Dans cette même optique, IMOGERE anime et coordonne le Réseau régional Grand-Ouest des acteurs de la radioprotection : deux séminaires sont organisés chaque année pour favoriser les échanges et la diffusion des dispositions réglementaires en vigueur. Ce réseau réunit aujourd’hui plus de 500 acteurs ! Cette initiative, dont l’université de Caen Normandie a été pilote dès 2004, a été largement reprise : il existe aujourd’hui une quinzaine de réseaux similaires en France.
Quelles sont les activités de recherche menées sur la plateforme ?
IMOGERE héberge régulièrement des expériences de binding, d’autoradiographie, de post-marquage ou de radiochimie. Ces dernières années, IMOGERE a notamment accompagné le Centre d’études et de recherche sur le médicament de Normandie dans ses projets de radiochimie et de binding. Les travaux de radiochimie mis en oeuvre ont permis la découverte de nouvelles méthodes permettant d’attacher des atomes radioactifs sur des molécules pour des applications en imagerie médicale. Quant aux études de binding, elles permettent de mesurer l’affinité d’un futur médicament pour sa cible biologique. Le Donécopride, qui va prochainement entrer en essai clinique contre la maladie d’Alzheimer, a ainsi été évalué sur la plateforme.

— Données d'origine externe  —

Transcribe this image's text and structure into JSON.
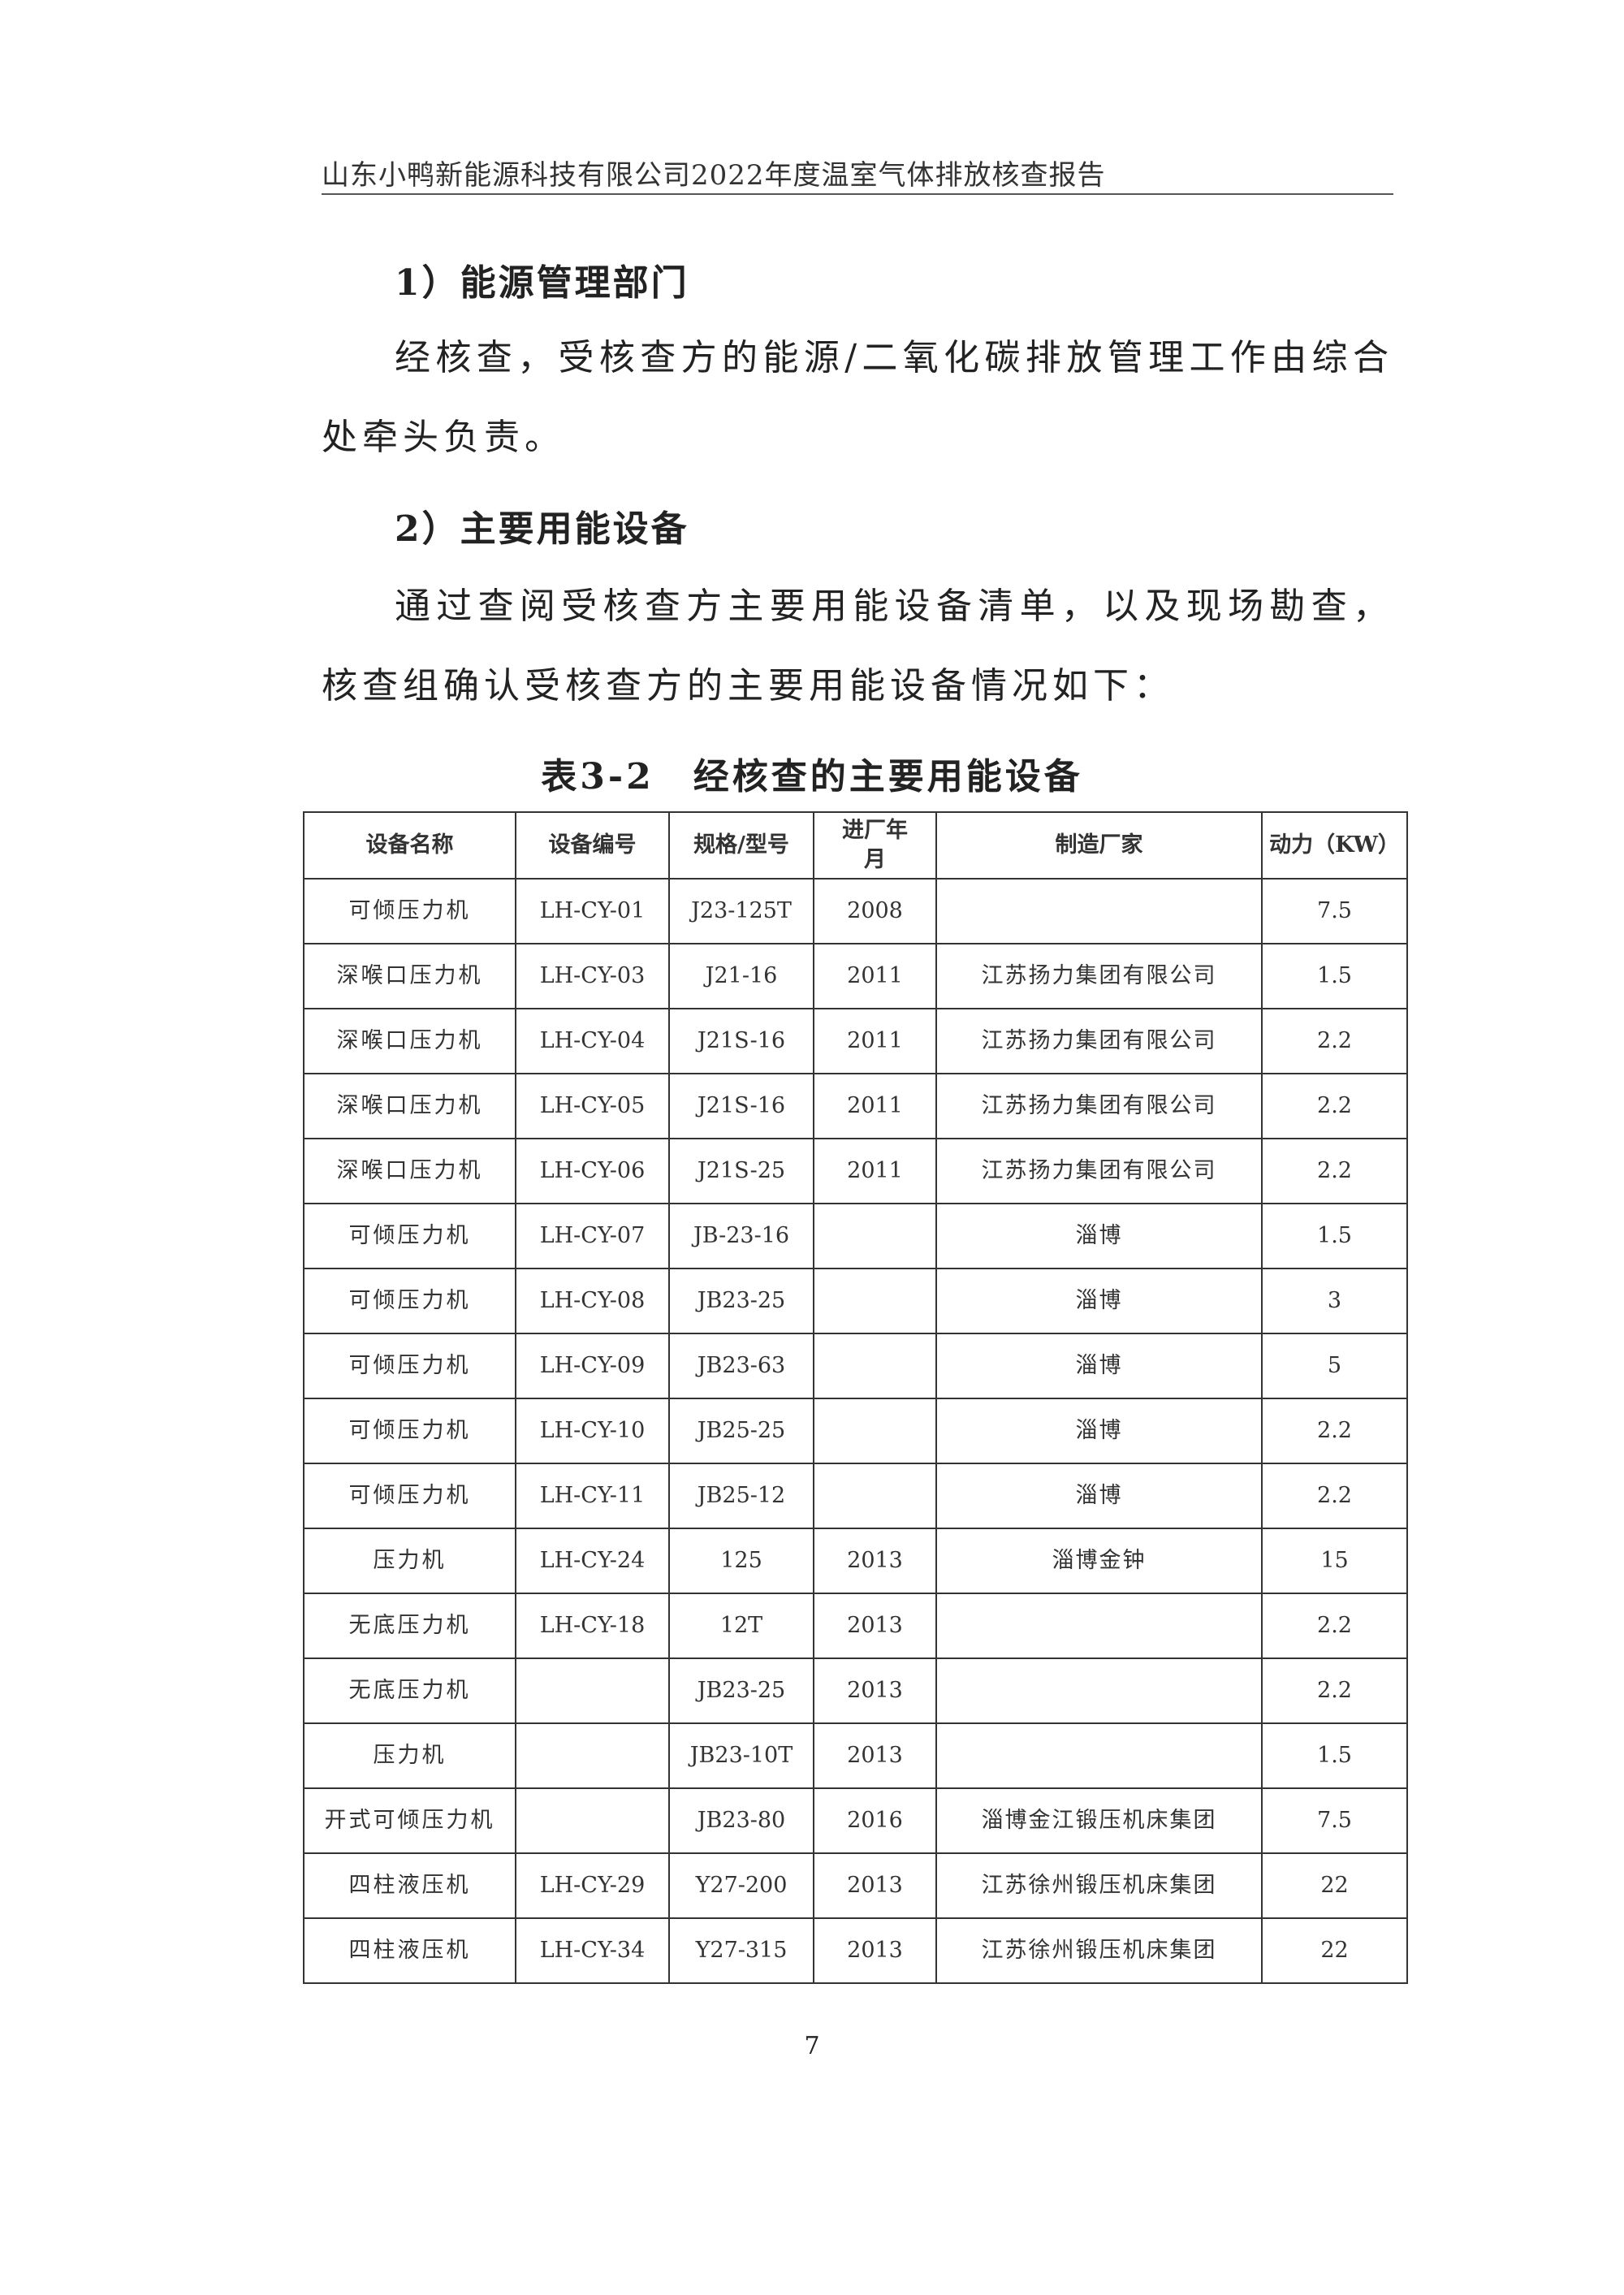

Récemment, IMOGERE a également participé à une étude à la demande du CHU de Caen Normandie. Le service de médecine nucléaire était alors confronté à une question sans réponse : les substances radioactives contenues dans un traitement utilisé contre l’arthrose (la radiosynoviorthèse) se diffusent-elles dans le lait maternel ? Ce traitement avait en effet été prescrit à une femme présentant des douleurs articulaires chroniques, qui souhaitait poursuivre l’allaitement de son enfant. Le lait maternel a été prélevé et analysé durant les jours suivants l’injection du traitement dans son genou gauche.
Les résultats de nos dosages étaient sans appel : les substances radioactives se diffusaient en effet dans le lait maternel, avant de disparaître au bout de 26 jours. Ce qui nous a permis d’établir un seuil de vigilance clair. Les résultats de cette étude ont été publiés, en mai 2019, dans la prestigieuse revue European Journal of Nuclear Medicine and Molecular Imaging.
L’expertise d’IMOGERE est donc également tournée vers l’extérieur ?
IMOGERE met en effet son expertise au service d’entreprises ou de partenaires extérieurs à l’université de Caen Normandie. Nous avons récemment déposé une demande de labellisation IBISA « Infrastructures en biologie, santé & agronomie » pour donner une visibilité nationale à la plateforme et faire connaître plus largement notre savoir-faire. Notre dossier a d’ores et déjà été présélectionné et une visite sur site sera prochainement programmée – ce qui sera l’occasion de bénéficier des conseils d’IBISA pour améliorer toujours plus nos services. Cette démarche de labellisation sera, dans tous les cas, très structurante pour la plateforme.